# Merckx Majestic: Century Comfort?



## JoeH (Mar 25, 2004)

Need a new bike for those long rides > 4hours that willl afford comfort, durability, and performance. The Merckx Majestic TI is one of my choices next to building up a Kuota carbon. The Merckx is about $700 cheaper. I'd like to hear from someone who owns the Merckx. What do you think?
JoeH.


----------



## Nessism (Feb 6, 2004)

JoeH said:


> Need a new bike for those long rides > 4hours that willl afford comfort, durability, and performance. The Merckx Majestic TI is one of my choices next to building up a Kuota carbon. The Merckx is about $700 cheaper. I'd like to hear from someone who owns the Merckx. What do you think?
> JoeH.


I'm of the opinion that tire and fork compliance is more important than the frame for ride quality. That said, I used to own an '01 LS Tuscany which shares many of the same tubes, such as the all important down tube, with the Majestic. Overall, the ride seemed good but not anything outstanding. The down tube is ovalized vertically which resists vertical flexing - not a good thing for ride quality unless you prefer a firm front end for bombing down hills. 

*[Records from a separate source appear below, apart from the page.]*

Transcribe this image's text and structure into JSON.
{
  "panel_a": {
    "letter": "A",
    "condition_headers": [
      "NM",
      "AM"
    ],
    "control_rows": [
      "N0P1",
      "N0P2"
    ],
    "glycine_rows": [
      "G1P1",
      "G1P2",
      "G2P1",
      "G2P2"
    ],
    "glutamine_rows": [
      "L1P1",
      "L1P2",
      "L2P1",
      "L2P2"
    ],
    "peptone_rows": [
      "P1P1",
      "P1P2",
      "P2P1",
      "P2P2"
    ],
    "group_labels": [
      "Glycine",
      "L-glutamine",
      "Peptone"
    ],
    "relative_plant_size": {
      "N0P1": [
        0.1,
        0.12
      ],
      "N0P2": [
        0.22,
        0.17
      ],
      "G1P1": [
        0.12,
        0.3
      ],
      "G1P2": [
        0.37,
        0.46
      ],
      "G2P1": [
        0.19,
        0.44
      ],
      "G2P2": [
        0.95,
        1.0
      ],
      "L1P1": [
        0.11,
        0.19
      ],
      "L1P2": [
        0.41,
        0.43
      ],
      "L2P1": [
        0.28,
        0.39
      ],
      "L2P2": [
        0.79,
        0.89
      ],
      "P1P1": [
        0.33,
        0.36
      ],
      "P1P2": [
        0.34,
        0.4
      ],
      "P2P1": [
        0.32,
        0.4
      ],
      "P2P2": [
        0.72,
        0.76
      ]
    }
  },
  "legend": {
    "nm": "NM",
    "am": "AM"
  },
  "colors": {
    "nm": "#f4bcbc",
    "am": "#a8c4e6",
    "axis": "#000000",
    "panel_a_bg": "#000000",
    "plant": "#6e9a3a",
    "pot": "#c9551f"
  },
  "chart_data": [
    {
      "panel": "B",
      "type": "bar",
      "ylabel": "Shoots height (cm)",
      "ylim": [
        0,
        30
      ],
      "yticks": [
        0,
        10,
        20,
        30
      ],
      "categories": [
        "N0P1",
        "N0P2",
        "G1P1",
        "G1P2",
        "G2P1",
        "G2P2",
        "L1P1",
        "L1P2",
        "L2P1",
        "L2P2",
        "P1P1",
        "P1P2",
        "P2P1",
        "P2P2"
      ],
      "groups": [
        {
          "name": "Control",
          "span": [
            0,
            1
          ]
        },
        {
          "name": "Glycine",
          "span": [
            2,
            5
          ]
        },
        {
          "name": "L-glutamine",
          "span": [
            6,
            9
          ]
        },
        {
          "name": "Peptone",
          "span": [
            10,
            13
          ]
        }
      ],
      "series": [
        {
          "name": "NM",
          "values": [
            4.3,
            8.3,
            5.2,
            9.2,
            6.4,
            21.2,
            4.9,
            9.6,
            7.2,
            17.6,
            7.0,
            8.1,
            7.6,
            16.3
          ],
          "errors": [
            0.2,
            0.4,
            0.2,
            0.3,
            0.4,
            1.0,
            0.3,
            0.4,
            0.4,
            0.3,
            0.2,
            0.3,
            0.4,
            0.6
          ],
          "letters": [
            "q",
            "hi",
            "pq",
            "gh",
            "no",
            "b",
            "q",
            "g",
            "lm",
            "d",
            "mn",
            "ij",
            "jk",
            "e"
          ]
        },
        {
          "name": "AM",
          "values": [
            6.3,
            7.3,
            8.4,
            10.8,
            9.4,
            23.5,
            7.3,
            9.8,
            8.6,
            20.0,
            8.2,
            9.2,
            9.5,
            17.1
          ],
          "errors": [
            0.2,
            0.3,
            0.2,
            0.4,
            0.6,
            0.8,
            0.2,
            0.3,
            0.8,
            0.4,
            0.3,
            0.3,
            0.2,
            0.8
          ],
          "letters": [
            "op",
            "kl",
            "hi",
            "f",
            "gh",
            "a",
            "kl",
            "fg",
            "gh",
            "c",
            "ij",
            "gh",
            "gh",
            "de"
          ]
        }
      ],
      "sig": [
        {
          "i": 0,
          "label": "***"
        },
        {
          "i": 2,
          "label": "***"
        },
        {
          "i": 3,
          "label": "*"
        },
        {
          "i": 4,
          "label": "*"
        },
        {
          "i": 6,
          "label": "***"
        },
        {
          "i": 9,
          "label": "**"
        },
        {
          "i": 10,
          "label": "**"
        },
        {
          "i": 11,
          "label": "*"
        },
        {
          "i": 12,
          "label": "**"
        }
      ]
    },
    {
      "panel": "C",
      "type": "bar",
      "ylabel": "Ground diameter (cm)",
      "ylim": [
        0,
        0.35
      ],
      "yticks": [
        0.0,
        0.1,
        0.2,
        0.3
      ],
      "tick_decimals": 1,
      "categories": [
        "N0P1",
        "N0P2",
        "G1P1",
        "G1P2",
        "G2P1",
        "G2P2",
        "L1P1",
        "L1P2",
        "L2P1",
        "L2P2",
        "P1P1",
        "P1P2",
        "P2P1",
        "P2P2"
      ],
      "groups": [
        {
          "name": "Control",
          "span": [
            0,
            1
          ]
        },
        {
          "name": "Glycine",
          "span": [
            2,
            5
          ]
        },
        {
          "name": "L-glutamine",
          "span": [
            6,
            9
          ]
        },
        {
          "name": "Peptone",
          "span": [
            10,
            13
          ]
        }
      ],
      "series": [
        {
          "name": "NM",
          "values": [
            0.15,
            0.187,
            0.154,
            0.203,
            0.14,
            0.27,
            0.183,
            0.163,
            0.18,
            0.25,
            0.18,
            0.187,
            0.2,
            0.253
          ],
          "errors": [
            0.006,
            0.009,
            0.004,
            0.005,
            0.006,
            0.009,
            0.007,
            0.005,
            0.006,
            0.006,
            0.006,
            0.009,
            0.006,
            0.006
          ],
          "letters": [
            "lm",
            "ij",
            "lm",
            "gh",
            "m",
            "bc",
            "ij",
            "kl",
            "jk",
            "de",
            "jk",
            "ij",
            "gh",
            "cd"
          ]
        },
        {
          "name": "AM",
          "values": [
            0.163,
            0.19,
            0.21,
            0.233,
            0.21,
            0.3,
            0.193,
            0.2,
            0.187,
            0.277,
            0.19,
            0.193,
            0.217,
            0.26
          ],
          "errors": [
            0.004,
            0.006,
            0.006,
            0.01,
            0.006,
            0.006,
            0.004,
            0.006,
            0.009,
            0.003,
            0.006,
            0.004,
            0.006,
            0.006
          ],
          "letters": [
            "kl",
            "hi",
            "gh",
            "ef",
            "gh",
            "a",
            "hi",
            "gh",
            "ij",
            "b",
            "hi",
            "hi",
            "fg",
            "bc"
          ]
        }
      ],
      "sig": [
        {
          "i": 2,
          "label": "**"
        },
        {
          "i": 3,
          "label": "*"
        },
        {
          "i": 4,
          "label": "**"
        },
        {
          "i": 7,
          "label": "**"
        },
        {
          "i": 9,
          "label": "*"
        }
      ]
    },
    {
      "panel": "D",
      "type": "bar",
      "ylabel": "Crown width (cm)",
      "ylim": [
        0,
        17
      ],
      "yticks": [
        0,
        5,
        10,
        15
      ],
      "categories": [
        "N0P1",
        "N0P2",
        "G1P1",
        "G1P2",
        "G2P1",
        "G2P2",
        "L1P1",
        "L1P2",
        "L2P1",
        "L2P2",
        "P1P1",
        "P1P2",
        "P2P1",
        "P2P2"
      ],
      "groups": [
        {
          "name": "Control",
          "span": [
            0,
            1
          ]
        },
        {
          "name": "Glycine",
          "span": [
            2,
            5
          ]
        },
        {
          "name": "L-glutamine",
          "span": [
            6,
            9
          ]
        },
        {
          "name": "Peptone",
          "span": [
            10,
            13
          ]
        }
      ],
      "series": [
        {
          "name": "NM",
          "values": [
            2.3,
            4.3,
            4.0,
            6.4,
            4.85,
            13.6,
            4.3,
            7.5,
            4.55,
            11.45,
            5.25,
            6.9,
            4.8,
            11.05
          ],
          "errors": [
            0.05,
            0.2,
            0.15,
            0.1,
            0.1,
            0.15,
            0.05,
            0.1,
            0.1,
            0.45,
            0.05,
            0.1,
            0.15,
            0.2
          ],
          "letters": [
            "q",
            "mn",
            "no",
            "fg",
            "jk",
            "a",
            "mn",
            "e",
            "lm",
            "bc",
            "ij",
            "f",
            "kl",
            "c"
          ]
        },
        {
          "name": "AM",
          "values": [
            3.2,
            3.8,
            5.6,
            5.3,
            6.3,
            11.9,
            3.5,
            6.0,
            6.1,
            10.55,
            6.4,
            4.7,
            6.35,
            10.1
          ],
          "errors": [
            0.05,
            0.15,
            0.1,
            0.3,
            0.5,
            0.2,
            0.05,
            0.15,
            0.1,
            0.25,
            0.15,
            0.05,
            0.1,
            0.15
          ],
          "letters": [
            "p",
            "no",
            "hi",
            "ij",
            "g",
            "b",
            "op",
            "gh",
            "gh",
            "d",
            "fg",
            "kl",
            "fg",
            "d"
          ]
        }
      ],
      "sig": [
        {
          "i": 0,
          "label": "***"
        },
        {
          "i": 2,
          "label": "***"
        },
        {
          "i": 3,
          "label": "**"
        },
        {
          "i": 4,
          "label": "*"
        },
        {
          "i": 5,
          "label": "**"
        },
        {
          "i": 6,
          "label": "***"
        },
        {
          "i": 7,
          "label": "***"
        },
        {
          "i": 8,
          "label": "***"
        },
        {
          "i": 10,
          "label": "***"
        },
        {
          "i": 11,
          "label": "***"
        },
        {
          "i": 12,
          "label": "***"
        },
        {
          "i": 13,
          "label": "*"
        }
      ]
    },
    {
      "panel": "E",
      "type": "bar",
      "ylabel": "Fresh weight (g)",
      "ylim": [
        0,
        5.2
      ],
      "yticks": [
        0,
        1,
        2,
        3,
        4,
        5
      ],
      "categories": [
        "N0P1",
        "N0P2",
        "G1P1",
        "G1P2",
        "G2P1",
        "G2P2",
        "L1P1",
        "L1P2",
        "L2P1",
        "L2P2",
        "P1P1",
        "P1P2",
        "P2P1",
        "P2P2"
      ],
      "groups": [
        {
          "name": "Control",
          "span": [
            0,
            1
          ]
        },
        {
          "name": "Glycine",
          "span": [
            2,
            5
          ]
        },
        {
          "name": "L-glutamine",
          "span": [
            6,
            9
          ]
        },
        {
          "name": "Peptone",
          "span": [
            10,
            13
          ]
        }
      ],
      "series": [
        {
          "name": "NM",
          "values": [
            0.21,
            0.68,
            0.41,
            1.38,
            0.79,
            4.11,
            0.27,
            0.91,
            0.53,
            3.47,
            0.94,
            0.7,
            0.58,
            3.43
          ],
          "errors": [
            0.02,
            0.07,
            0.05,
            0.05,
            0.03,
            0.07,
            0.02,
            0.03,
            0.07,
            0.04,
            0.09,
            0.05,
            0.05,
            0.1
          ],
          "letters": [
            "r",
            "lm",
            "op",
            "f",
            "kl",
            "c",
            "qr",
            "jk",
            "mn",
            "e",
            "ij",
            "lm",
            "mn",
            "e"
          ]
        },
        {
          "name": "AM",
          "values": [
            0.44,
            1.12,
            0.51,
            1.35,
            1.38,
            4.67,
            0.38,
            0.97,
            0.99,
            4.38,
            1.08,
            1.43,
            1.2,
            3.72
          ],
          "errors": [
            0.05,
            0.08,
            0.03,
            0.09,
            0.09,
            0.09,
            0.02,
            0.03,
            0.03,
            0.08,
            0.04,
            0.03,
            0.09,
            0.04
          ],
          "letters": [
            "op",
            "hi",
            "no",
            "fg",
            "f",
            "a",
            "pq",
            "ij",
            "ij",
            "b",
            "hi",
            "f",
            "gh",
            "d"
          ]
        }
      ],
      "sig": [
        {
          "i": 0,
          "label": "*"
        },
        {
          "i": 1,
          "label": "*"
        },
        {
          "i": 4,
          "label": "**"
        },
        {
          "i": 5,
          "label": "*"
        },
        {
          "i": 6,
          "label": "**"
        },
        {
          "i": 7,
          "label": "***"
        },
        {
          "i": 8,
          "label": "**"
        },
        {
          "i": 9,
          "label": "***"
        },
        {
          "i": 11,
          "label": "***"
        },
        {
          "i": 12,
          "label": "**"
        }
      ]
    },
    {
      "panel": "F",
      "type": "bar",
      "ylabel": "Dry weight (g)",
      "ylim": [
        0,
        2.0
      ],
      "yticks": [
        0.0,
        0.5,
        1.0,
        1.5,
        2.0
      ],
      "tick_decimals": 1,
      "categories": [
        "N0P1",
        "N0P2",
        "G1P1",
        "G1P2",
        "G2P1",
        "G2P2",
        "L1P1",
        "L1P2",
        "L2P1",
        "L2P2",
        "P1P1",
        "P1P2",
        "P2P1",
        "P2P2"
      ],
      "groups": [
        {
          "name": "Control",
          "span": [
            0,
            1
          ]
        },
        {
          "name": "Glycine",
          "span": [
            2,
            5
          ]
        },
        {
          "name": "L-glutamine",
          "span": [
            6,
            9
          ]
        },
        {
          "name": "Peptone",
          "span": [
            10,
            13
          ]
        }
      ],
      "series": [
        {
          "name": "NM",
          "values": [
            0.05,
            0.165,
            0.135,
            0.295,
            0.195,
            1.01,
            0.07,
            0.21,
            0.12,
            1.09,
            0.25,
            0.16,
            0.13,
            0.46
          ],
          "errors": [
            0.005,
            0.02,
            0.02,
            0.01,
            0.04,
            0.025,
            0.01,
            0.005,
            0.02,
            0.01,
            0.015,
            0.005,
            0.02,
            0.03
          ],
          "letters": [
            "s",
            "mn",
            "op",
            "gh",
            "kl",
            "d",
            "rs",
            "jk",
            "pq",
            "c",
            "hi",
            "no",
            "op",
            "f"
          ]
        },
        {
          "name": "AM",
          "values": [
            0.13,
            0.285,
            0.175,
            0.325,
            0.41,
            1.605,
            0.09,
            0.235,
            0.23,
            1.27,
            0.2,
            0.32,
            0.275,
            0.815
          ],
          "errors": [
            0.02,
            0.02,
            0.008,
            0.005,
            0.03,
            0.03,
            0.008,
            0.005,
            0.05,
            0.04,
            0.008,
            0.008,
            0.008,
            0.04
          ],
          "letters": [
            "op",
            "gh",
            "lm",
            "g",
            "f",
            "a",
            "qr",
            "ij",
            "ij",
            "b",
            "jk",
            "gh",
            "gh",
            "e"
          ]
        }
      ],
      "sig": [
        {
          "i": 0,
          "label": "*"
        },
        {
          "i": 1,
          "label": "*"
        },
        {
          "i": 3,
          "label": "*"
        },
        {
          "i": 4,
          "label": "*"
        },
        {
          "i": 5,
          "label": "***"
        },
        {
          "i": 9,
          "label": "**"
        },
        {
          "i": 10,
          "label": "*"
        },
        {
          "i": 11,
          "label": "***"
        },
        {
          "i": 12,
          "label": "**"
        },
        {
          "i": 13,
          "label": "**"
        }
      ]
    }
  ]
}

My vote for a smooth riding frame would be something with a 1-3/8" down tube like a LS Classic or Lemond Ti (Majestic uses a 1-1/2" down tube). Also make sure to pick a smooth fork like a Look HSC3 or similar. 

Good luck.

Ed


----------



## MerckxMad (Jan 22, 2004)

*I like my Majestic for long rides*

I traded in my LS Classic for a Merckx Majestic over the winter. I wanted Merckx Century Geometry, which fits me best for long rides. I've not worked up to a full century yet, but the Majestic feels right and comfy for my aging and overwieght carcas. I've done two metric centuries on it, and I've been real happy with the Majestic and OP wheelset. I've taken my Giant TCR out on some long, slow, hilly rides, and it's a toss-up for me on comfort. The TCR does soak up the bumps well, but the fit is just not the same as the Merckx. I'm a big'un and I've never really noticed frame flex, but then again I'm not doing many sprints these days. I guess test rides are the only way to evaluate the difference. Good luck.


----------



## IGotNuthin' (Feb 20, 2004)

I did the same this month! Sold my 2001 Classic frame & Reynolds fork for a 2004 Majestic Frame and Reynolds fork on e-bay brand new for $1200!!! Building it up this week! I wonder how many of these Majestics have been produced?






MerckxMad said:


> I traded in my LS Classic for a Merckx Majestic over the winter. I wanted Merckx Century Geometry, which fits me best for long rides. I've not worked up to a full century yet, but the Majestic feels right and comfy for my aging and overwieght carcas. I've done two metric centuries on it, and I've been real happy with the Majestic and OP wheelset. I've taken my Giant TCR out on some long, slow, hilly rides, and it's a toss-up for me on comfort. The TCR does soak up the bumps well, but the fit is just not the same as the Merckx. I'm a big'un and I've never really noticed frame flex, but then again I'm not doing many sprints these days. I guess test rides are the only way to evaluate the difference. Good luck.


----------



## JoeH (Mar 25, 2004)

*Merckx Majestic*

Sounds like you got yourself a very good deal on a most excellent frame. Not sure how many of these babies were made. Bought mine in June of this yr. from GVH bikes online. Outfitted with Ultegra (double), 12/27, Open Pro Wheels, Continental tires, Cinelli VGroove stem and handlebar, and TransAM Selle Italia saddle. Great ride. This is now my #1 bike. Very happy with my choice. Titanium is forever. Bike comes in sub 19 lbs. but I'm not racing just riding. Good Luck. Let me know what your setup is.
JoeH


----------